Молчи.
Закрой рот и молчи.
Это утро или вечер?
Где я нахожусь?
Что я здесь делаю?
Почему я на полу?
Почему штаны мокрые?
Стены, окно, потолок.
Потолок, стены, окно.
Георгий спрашивает, не нуждаюсь ли я в помощи.
Спасибо, не нуждаюсь.
И в конце повествования по законам композиции музыкального произведения тема, сгущаясь и набирая изнутри силу, наконец оформляется, воплощается – нажитая героем музыка ложится на партитуру. Цикл завершен. Наступает тишина.
Георгий пылесосит квартиру, Моника на работе, дождь моросит за окном.
Дождь в Берлине, дождь в Москве, дождь в Афанасово.
Мир соединился. Даже несмотря на то, что герою сообщили, что учитель и друг его умер.
…его уже нет.
Только что сообщили.
Стены, окно, потолок.
Потолок, стены, окно.
Все уходит в высокий регистр, но тут же резко обрывается, и наступает гробовая тишина.
Что-то сделал.
Все же что-то сделал, флейту купил, уже дома.
Стены, окно, потолок.
Потолок, стены, окно.
Гудит и воет ветер за замерзшим окном.
Снова приснилось, что мы встретились там и обнялись, и мне стало так легко, как, наверное, никогда в жизни.

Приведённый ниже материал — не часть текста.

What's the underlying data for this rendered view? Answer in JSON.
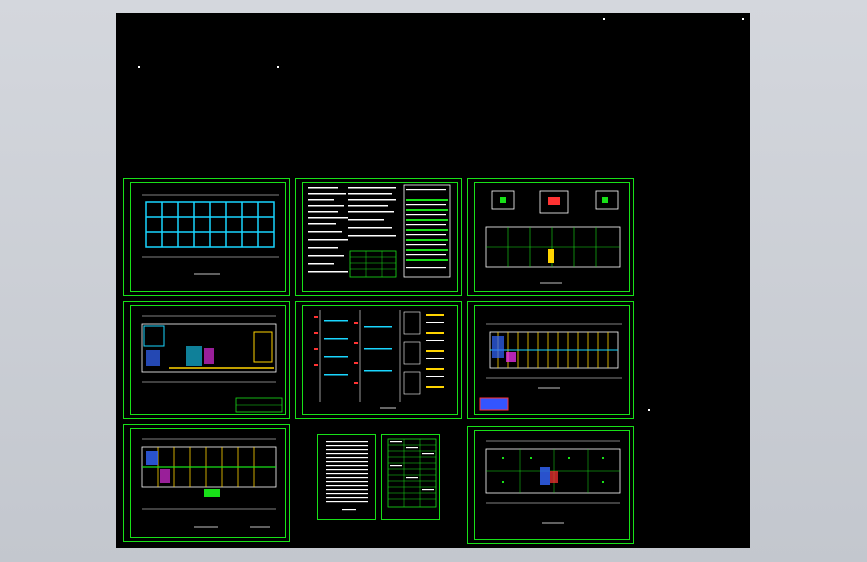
{
  "viewer": {
    "canvas_background": "#000000",
    "frame_color": "#18e018",
    "accent_colors": [
      "#18e018",
      "#19d6ff",
      "#ffd400",
      "#ff3333",
      "#3366ff",
      "#ff33ff",
      "#ffffff"
    ]
  },
  "sheets": [
    {
      "id": "floor-plan-1",
      "kind": "plan"
    },
    {
      "id": "notes-sheet",
      "kind": "notes"
    },
    {
      "id": "details-plan",
      "kind": "details"
    },
    {
      "id": "floor-plan-2",
      "kind": "plan"
    },
    {
      "id": "schematic-sheet",
      "kind": "schematic"
    },
    {
      "id": "floor-plan-3",
      "kind": "plan"
    },
    {
      "id": "floor-plan-4",
      "kind": "plan"
    },
    {
      "id": "tables-sheet",
      "kind": "tables"
    },
    {
      "id": "floor-plan-5",
      "kind": "plan"
    }
  ]
}
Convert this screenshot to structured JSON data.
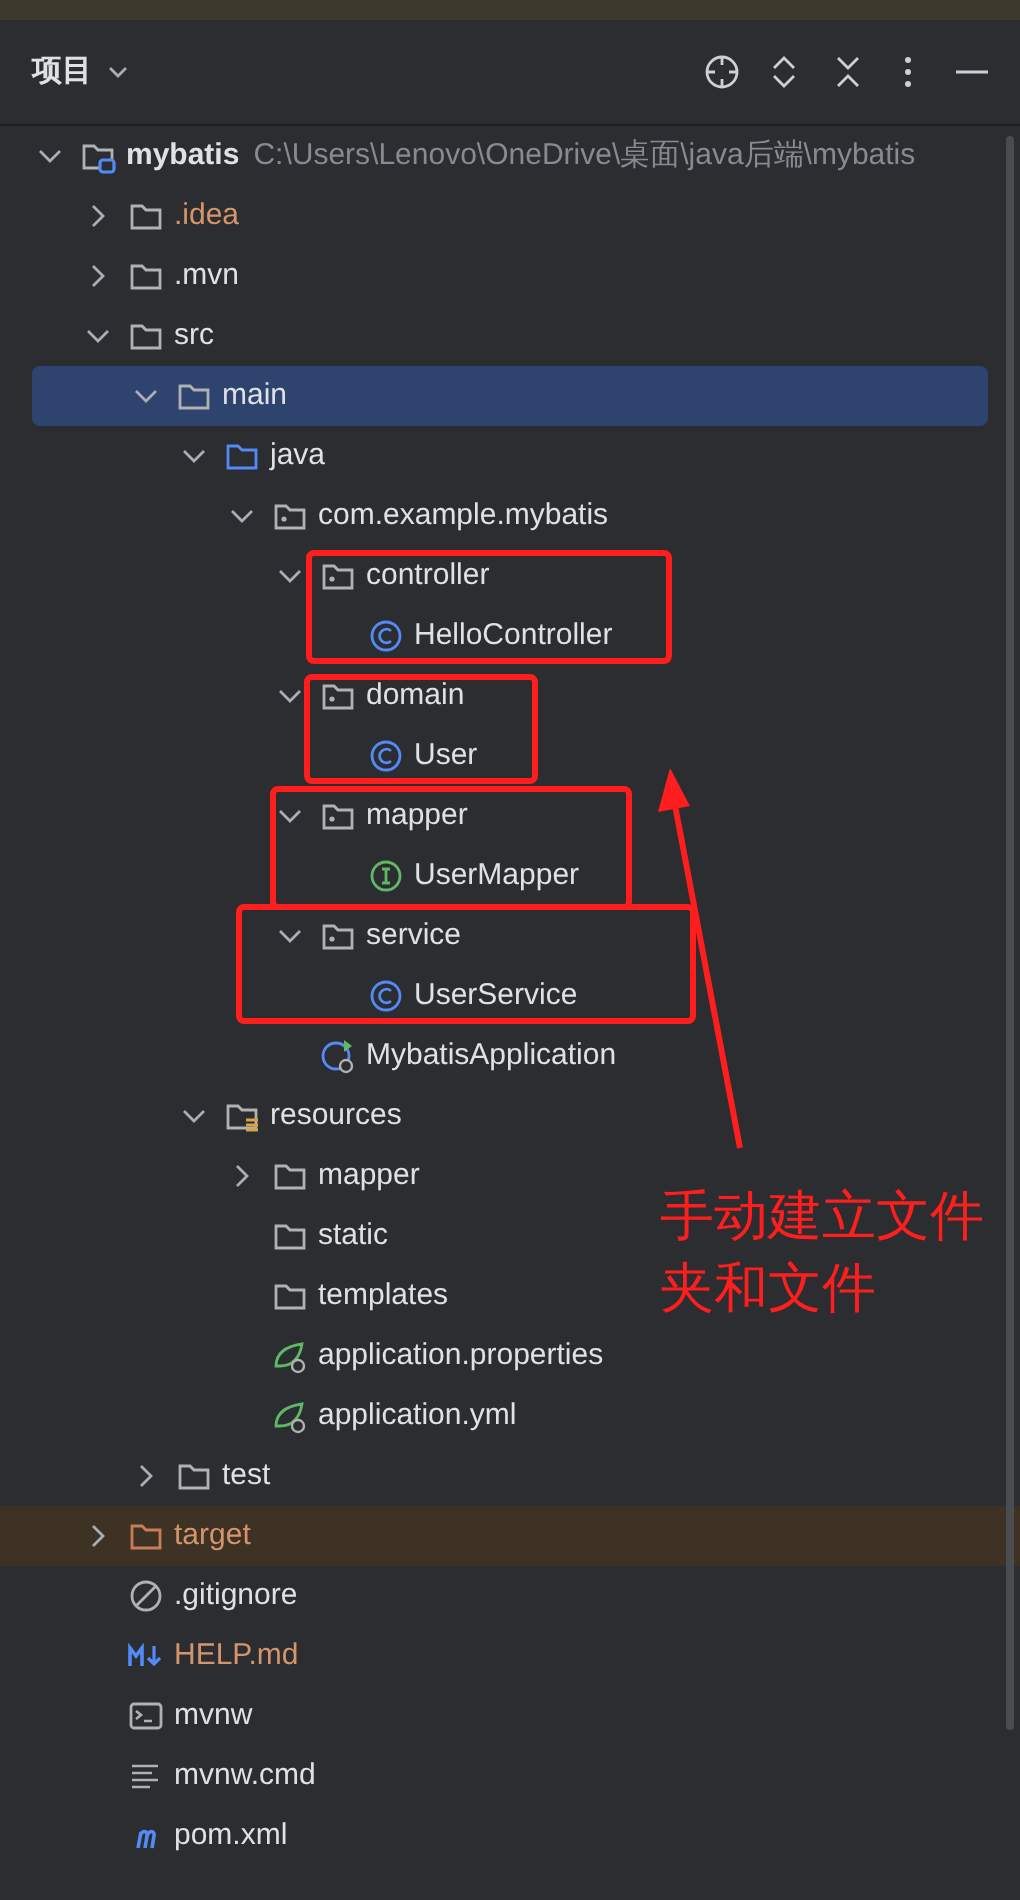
{
  "panel": {
    "title": "项目"
  },
  "tree": [
    {
      "label": "mybatis",
      "path": "C:\\Users\\Lenovo\\OneDrive\\桌面\\java后端\\mybatis",
      "kind": "module",
      "expanded": true,
      "selected": false,
      "children": [
        {
          "label": ".idea",
          "kind": "folder",
          "ignored": true,
          "excluded": false,
          "expanded": false,
          "selected": false
        },
        {
          "label": ".mvn",
          "kind": "folder",
          "ignored": false,
          "excluded": false,
          "expanded": false,
          "selected": false
        },
        {
          "label": "src",
          "kind": "folder",
          "ignored": false,
          "excluded": false,
          "expanded": true,
          "selected": false,
          "children": [
            {
              "label": "main",
              "kind": "folder",
              "expanded": true,
              "selected": true,
              "children": [
                {
                  "label": "java",
                  "kind": "source-folder",
                  "expanded": true,
                  "selected": false,
                  "children": [
                    {
                      "label": "com.example.mybatis",
                      "kind": "package",
                      "expanded": true,
                      "selected": false,
                      "children": [
                        {
                          "label": "controller",
                          "kind": "package",
                          "expanded": true,
                          "selected": false,
                          "children": [
                            {
                              "label": "HelloController",
                              "kind": "class",
                              "selected": false
                            }
                          ]
                        },
                        {
                          "label": "domain",
                          "kind": "package",
                          "expanded": true,
                          "selected": false,
                          "children": [
                            {
                              "label": "User",
                              "kind": "class",
                              "selected": false
                            }
                          ]
                        },
                        {
                          "label": "mapper",
                          "kind": "package",
                          "expanded": true,
                          "selected": false,
                          "children": [
                            {
                              "label": "UserMapper",
                              "kind": "interface",
                              "selected": false
                            }
                          ]
                        },
                        {
                          "label": "service",
                          "kind": "package",
                          "expanded": true,
                          "selected": false,
                          "children": [
                            {
                              "label": "UserService",
                              "kind": "class",
                              "selected": false
                            }
                          ]
                        },
                        {
                          "label": "MybatisApplication",
                          "kind": "spring-app",
                          "selected": false
                        }
                      ]
                    }
                  ]
                },
                {
                  "label": "resources",
                  "kind": "resources-folder",
                  "expanded": true,
                  "selected": false,
                  "children": [
                    {
                      "label": "mapper",
                      "kind": "folder",
                      "expanded": false,
                      "selected": false
                    },
                    {
                      "label": "static",
                      "kind": "folder",
                      "selected": false
                    },
                    {
                      "label": "templates",
                      "kind": "folder",
                      "selected": false
                    },
                    {
                      "label": "application.properties",
                      "kind": "spring-config",
                      "selected": false
                    },
                    {
                      "label": "application.yml",
                      "kind": "spring-config",
                      "selected": false
                    }
                  ]
                }
              ]
            },
            {
              "label": "test",
              "kind": "folder",
              "expanded": false,
              "selected": false
            }
          ]
        },
        {
          "label": "target",
          "kind": "folder",
          "ignored": false,
          "excluded": true,
          "expanded": false,
          "selected": false
        },
        {
          "label": ".gitignore",
          "kind": "gitignore",
          "ignored": false,
          "excluded": false,
          "selected": false
        },
        {
          "label": "HELP.md",
          "kind": "markdown",
          "ignored": true,
          "excluded": false,
          "selected": false
        },
        {
          "label": "mvnw",
          "kind": "shell",
          "ignored": false,
          "excluded": false,
          "selected": false
        },
        {
          "label": "mvnw.cmd",
          "kind": "text",
          "ignored": false,
          "excluded": false,
          "selected": false
        },
        {
          "label": "pom.xml",
          "kind": "maven",
          "ignored": false,
          "excluded": false,
          "selected": false
        }
      ]
    }
  ],
  "annotation": {
    "note": [
      "手动建立文件",
      "夹和文件"
    ]
  }
}
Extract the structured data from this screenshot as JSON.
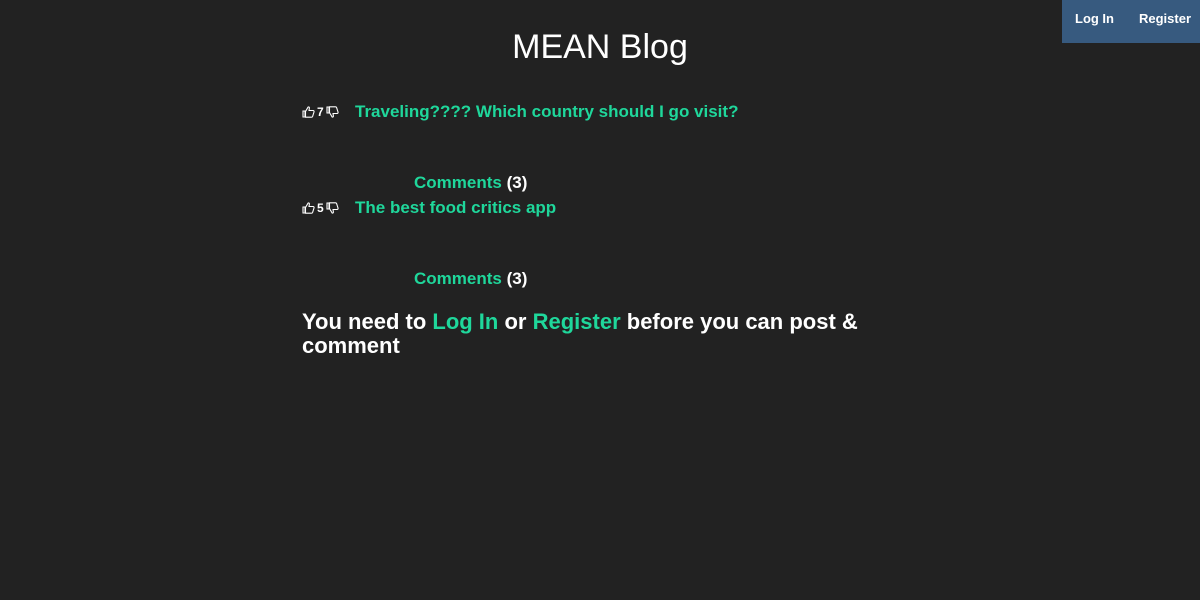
{
  "nav": {
    "login_label": "Log In",
    "register_label": "Register"
  },
  "page": {
    "title": "MEAN Blog"
  },
  "posts": [
    {
      "votes": "7",
      "title": "Traveling???? Which country should I go visit?",
      "comments_label": "Comments",
      "comments_count": "(3)"
    },
    {
      "votes": "5",
      "title": "The best food critics app",
      "comments_label": "Comments",
      "comments_count": "(3)"
    }
  ],
  "notice": {
    "prefix": "You need to ",
    "login_link": "Log In",
    "middle": " or ",
    "register_link": "Register",
    "suffix": " before you can post & comment"
  },
  "colors": {
    "background": "#222222",
    "accent": "#1fd79b",
    "navbar": "#375a7f"
  },
  "icons": [
    "thumbs-up-icon",
    "thumbs-down-icon"
  ]
}
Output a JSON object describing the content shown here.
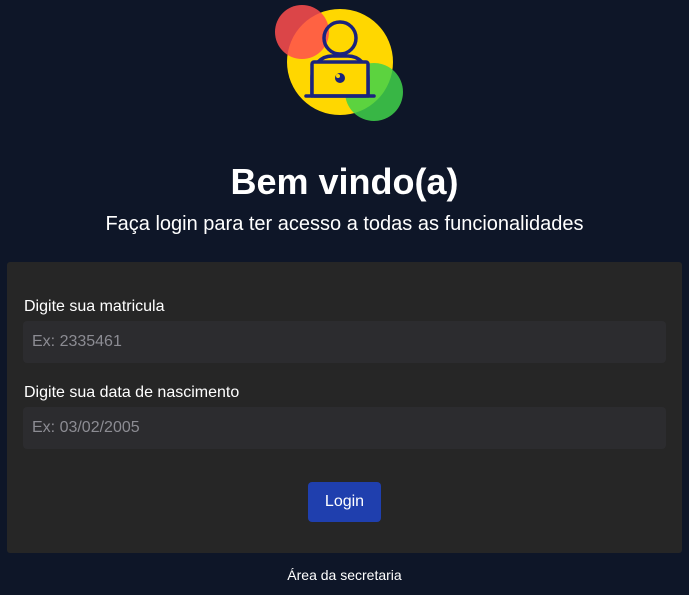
{
  "header": {
    "title": "Bem vindo(a)",
    "subtitle": "Faça login para ter acesso a todas as funcionalidades",
    "logo_icon": "user-laptop-icon"
  },
  "form": {
    "matricula_label": "Digite sua matricula",
    "matricula_placeholder": "Ex: 2335461",
    "matricula_value": "",
    "nascimento_label": "Digite sua data de nascimento",
    "nascimento_placeholder": "Ex: 03/02/2005",
    "nascimento_value": "",
    "login_label": "Login"
  },
  "footer": {
    "secretaria_link": "Área da secretaria"
  },
  "colors": {
    "background": "#0e1628",
    "card": "#262626",
    "input": "#2c2c2f",
    "button": "#1f3fae",
    "logo_yellow": "#ffd700",
    "logo_red": "#ff5f5f",
    "logo_green": "#3fd24a",
    "logo_navy": "#1a237e"
  }
}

Меня сейчас не смущает, что я вынужден передразнивать Гаврилова, подробно пересказывая его сюжет, вместо того, чтобы дать несколько коротких внятных формулировок, как принято в критике: «поток сознания», «имитация интуитивного письма», «добычинский минимализм», «экспрессивность» ну и проч. Но и эти все формулировки будут здесь, на самом деле, метафорами, только с претензиями на некую универсальность. Поэтому я лучше выступлю в роли непосредственного читателя, пересказывающего прочитанное. Большого урона тексту Гаврилова это принести не сможет. Это необыкновенно емкая проза; емкая в том смысле, что почти каждый читающий прочитает в ней про свое, и это «свое» там наверняка будет присутствовать.
Может показаться, что сделанное Гавриловым в этой прозе – необыкновенно просто. Кажется, что прием его легко будет повторить. И может быть, действительно – легко. Точнее, легче, чем самому родить вот эту форму. Так же легко, как было последователям Брака и Пикассо 20-х. И жуликоватые потомки одаренных эпигонов Пикассо приносили кубистические композиции своих дедушек к уже старому Пикассо и просили авторизовать холсты для аукциона, а Пикассо чесал лысину и говорил: «А кто его знает, это очень похоже на то, что я делал тогда. Может, и правда – мое», – и со спокойной совестью ставил на холсте подпись.
Но не думаю, чтобы это было на самом деле легко. Могу только предположить наличие эпигонов. А сделать то, что делает в этой прозе Гаврилов, как мне кажется, трудно невероятно.